Она не суетилась. Её волнение было тихим, глубоким, как вода в лесном омуте. Она перебирала свои платья, выбирая самое скромное и изящное — синее, бархатное, которое когда-то любил Иосиф. Она примерила его перед зеркалом, поймав на себе взгляд — уже не девушки, а женщины, матери, хранительницы очага, пережившей бурю. В её движениях была не нервная торопливость, а сосредоточенная нежность, будто она готовила не комнаты, а саму душу дома к долгожданному возвращению.
К вечеру 19 августа «Отрадное» замерло в торжественной, чистой красоте. В доме пахло свежим хлебом, воском и сушёными яблоками. На столе в столовой, под белой кисеёй, ждали своего часа пироги. Маленькая слоновая сабля лежала на комоде в детской, как обещание будущих сказок.
Игнатий, завершив дела, вышел на крыльцо. Сумерки, лиловые и бархатные, мягко ложились на поля. Он закурил трубку.
— Завтра, — сказал он в наступающую тишину, и голос его звучал непривычно мягко. — Завтра он вернётся. Увидит сына. Обнимет отца. И всё встанет на свои места. И даже тишина матушкина… она не помеха радости. Она — её основа.

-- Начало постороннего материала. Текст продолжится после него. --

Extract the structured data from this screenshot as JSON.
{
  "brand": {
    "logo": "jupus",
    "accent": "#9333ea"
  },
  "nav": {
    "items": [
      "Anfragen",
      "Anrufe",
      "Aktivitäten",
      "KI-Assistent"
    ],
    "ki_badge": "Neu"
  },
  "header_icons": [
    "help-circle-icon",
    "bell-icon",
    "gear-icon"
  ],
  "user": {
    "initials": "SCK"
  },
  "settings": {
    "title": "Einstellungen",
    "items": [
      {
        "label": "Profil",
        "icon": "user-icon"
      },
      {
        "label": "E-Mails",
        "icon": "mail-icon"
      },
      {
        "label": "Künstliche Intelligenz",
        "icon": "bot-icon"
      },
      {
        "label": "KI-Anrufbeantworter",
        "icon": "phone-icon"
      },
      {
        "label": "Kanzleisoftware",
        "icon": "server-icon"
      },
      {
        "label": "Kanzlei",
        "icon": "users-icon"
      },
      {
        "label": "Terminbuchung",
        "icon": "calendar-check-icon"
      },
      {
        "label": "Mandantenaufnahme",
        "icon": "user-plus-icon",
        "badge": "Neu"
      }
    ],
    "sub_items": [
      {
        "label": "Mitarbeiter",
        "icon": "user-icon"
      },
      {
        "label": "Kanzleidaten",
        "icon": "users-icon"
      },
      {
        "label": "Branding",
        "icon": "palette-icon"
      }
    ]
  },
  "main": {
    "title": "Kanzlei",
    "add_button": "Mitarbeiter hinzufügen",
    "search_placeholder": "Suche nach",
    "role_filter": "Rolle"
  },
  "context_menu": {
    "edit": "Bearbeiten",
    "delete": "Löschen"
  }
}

И в этом предвечернем мгновении, в звенящей от предвкушения, напоённой запахами лета и дома тишине, и заключалась вся пастораль «Отрадного». Это была не картина безмятежного довольства, а живой портрет семьи, затаившей дыхание в ожидании самого простого и самого великого чуда — возвращения своего воина, своего отца, своего сына.
Глава 3. Встреча
День был соткан из золота и тишины. Даже кузнечики в придорожной траве, казалось, смолкли в почтительном ожидании. Внезапно эту хрустальную тишину разорвал ясный, как выстрел, звук почтового рожка — два коротких, ликующих гудка, означавших на всех дорогах империи: «Свой! Важный! Пропусти!»
В усадьбе это прозвучало как трубный глас. Игнатий, стоявший на крыльце с видом полководца перед битвой, вздрогнул и преобразился.
— Ну, милые мои черепахи да улитки! — прогремел он, и в его голосе зазвенела победная, едкая радость. — Слышите? Не карета смерти едет, а карета жизни! Анфиса, пирог в печи не сожги, а то вместо хлеба-соли герою уголья поднесёшь! Лукьян, ворота отворяй, да не так, будто на сеновал идёшь, а с размахом, с духом! Чтоб капитан подумал — в райские врата въезжает!
Дворовые, уже выстроенные в подобие почётного караула, зашевелились, как листья под ветром. Игнатий ловил их взгляды, бросая шутки-приказы:
— Ты, Феклуша, платок поправь! А то наклонишься кланяться, а у тебя из-под косынки, прости Господи, куриное перо торчит — капитан решит, у нас в усадьбе не люди, а птичий двор!
— А вы, братцы, улыбайтесь! — обернулся он к мужикам. — Рожи не делайте, будто на барщину идёте! Вы героя встречаете, а не недоимку собираете!
Илья Николаевич вышел на крыльцо. Он не опирался на трость. Он стоял прямо — белоснежные, тщательно зачёсанные волосы и глубокие морщины у глаз, сложенные за спиной руки слегка дрожали, выдавая его волнение. Рядом, сделав шаг вперёд, замерла Людмила Юрьевна. Вся её хрупкая фигура была струной, натянутой до предела. Двухлетний Александр, одетый в льняную вышиванку, похожую на крошечный офицерский мундир, крепко держался за складки её платья и смотрел на дорогу огромными, бездонными, серыми глазами.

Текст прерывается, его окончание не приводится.